Davalılar vekili, davanın reddini istemiştir.
Mahkemece, iddia, savunma, bilirkişi raporu ve tüm dosya kapsamına göre, davalı gerçek kişilerin davalı şirketi kurmadan önce davacı şirkette teknik eleman olarak çalıştıkları, emekliye ayrıldıktan sonra davalı şirketi kurdukları, davalı şirketteki bazı kullanım talimatı, yönetmelik ve sözleşmelerin davacı şirketin sözleşmelerine benzediği iddiasının ise iş alanının aynı olduğu ve yönetmeliğin benzemesinde de yasal bir engel bulunmadığı, teknolojik ortamda tüm asansör firmalarınca aynı kelime ve cümlelerin kullanıldığı, davacı tarafından montajı yapılmış asansörlerin bakım sözleşmesinin davalılar tarafından yapılmasının yasal engeli olmadığı, davacı adı kullanılarak üçüncü şahıslarla sözleşmeler yapıldığına dair dosyada yeterli delil olmadığı, davalıların davacı şirkete maddi ve manevi açıdan zarar verdiği iddiasının ispatlanamadığı, haksız rekabet yasağına ilişkin taraflar arasında bir sözleşme bulunmadığından davalıların anladıkları, daha önce çalıştıkları ve uzman oldukları iş kolunda iş yeri açmalarında yasal her hangi bir engel olmadığı, BK"nın 444 ve 553. maddesi ile TTK"nın 54 ve 55. maddeleri dikkate alındığında davalıların davacıya zarar vermek amacı ile haksız rekabet oluşturacak eylemleri olmadığı gerekçesiyle davanın reddine karar verilmiştir.
Kararı, davacı vekili temyiz etmiştir.
Dava dosyası içerisindeki bilgi ve belgelere, mahkeme kararının gerekçesinde dayanılan delillerin tartışılıp, değerlendirilmesinde usul ve yasaya aykırı bir yön bulunmamasına göre, davacı vekilinin tüm temyiz itirazları yerinde değildir.

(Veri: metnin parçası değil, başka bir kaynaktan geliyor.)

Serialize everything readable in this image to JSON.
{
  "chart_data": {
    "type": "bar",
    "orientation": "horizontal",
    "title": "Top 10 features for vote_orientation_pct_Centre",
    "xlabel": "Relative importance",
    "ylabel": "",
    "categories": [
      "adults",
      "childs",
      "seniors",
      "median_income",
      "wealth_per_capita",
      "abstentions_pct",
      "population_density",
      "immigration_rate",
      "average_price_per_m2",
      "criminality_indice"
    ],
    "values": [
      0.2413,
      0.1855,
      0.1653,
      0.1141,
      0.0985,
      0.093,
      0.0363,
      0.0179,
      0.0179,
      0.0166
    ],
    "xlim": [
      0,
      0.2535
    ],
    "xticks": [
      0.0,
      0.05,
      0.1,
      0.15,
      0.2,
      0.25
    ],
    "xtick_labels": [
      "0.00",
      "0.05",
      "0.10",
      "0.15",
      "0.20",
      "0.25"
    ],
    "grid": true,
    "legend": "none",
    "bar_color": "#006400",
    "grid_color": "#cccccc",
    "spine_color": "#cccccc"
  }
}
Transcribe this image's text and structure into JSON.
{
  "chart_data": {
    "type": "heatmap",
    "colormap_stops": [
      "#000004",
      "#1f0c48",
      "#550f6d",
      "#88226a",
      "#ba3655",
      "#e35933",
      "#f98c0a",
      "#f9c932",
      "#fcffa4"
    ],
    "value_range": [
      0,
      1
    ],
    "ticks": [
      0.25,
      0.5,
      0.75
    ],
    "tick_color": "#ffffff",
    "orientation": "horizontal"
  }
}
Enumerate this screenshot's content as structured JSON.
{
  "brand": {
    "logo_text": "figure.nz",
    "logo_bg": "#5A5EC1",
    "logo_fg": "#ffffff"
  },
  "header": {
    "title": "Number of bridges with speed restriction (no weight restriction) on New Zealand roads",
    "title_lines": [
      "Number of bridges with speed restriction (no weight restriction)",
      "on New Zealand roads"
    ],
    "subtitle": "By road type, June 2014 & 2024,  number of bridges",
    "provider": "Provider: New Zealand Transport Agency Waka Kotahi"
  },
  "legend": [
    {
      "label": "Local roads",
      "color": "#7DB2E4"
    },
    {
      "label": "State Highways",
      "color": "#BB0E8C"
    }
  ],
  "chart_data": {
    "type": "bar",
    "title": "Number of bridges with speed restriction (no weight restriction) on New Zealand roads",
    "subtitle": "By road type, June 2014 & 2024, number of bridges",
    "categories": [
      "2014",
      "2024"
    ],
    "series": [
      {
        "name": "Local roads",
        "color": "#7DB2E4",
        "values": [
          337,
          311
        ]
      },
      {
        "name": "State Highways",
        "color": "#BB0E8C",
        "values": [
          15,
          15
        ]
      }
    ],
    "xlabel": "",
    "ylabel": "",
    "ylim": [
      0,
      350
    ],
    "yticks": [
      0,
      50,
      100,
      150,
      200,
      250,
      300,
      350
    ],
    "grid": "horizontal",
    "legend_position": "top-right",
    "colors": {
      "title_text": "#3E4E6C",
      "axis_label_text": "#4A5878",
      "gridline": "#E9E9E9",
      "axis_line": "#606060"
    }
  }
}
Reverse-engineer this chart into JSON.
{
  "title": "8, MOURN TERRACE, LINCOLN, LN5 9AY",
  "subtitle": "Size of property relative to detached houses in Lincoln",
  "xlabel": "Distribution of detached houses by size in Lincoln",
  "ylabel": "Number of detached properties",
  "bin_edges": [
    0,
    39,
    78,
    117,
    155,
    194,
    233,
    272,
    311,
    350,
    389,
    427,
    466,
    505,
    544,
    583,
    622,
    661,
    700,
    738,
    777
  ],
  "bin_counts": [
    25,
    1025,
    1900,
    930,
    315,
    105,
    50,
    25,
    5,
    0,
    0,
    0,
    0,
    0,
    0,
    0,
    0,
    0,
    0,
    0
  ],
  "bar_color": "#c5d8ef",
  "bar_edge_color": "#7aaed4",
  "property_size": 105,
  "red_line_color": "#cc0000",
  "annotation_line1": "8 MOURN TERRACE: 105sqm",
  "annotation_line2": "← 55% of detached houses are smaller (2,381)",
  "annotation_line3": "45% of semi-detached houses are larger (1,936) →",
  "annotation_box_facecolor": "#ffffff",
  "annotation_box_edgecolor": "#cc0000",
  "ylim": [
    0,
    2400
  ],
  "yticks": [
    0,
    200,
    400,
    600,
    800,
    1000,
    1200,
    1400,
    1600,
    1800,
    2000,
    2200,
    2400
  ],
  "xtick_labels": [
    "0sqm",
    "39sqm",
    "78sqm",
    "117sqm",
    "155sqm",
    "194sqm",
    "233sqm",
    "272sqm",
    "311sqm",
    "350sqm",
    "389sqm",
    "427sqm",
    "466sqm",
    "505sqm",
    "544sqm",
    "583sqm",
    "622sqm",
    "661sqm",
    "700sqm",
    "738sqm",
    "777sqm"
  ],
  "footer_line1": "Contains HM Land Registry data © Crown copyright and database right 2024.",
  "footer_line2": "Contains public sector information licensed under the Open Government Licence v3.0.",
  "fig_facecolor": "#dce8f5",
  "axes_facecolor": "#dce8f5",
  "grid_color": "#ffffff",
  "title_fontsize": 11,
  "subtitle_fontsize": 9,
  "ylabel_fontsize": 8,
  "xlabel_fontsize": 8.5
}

SONUÇ: Yukarıda açıklanan nedenlerden dolayı, davacı vekilinin bütün temyiz itirazlarının reddiyle usul ve kanuna uygun bulunan hükmün ONANMASINA, takdir olunan 1.350,00 TL duruşma vekalet ücretinin davacıdan alınıp davalılara verilmesine, aşağıda yazılı bakiye 01,50 TL temyiz ilam harcının temyiz edenden alınmasına, 20/10/2016 tarihinde oybirliğiyle karar verildi.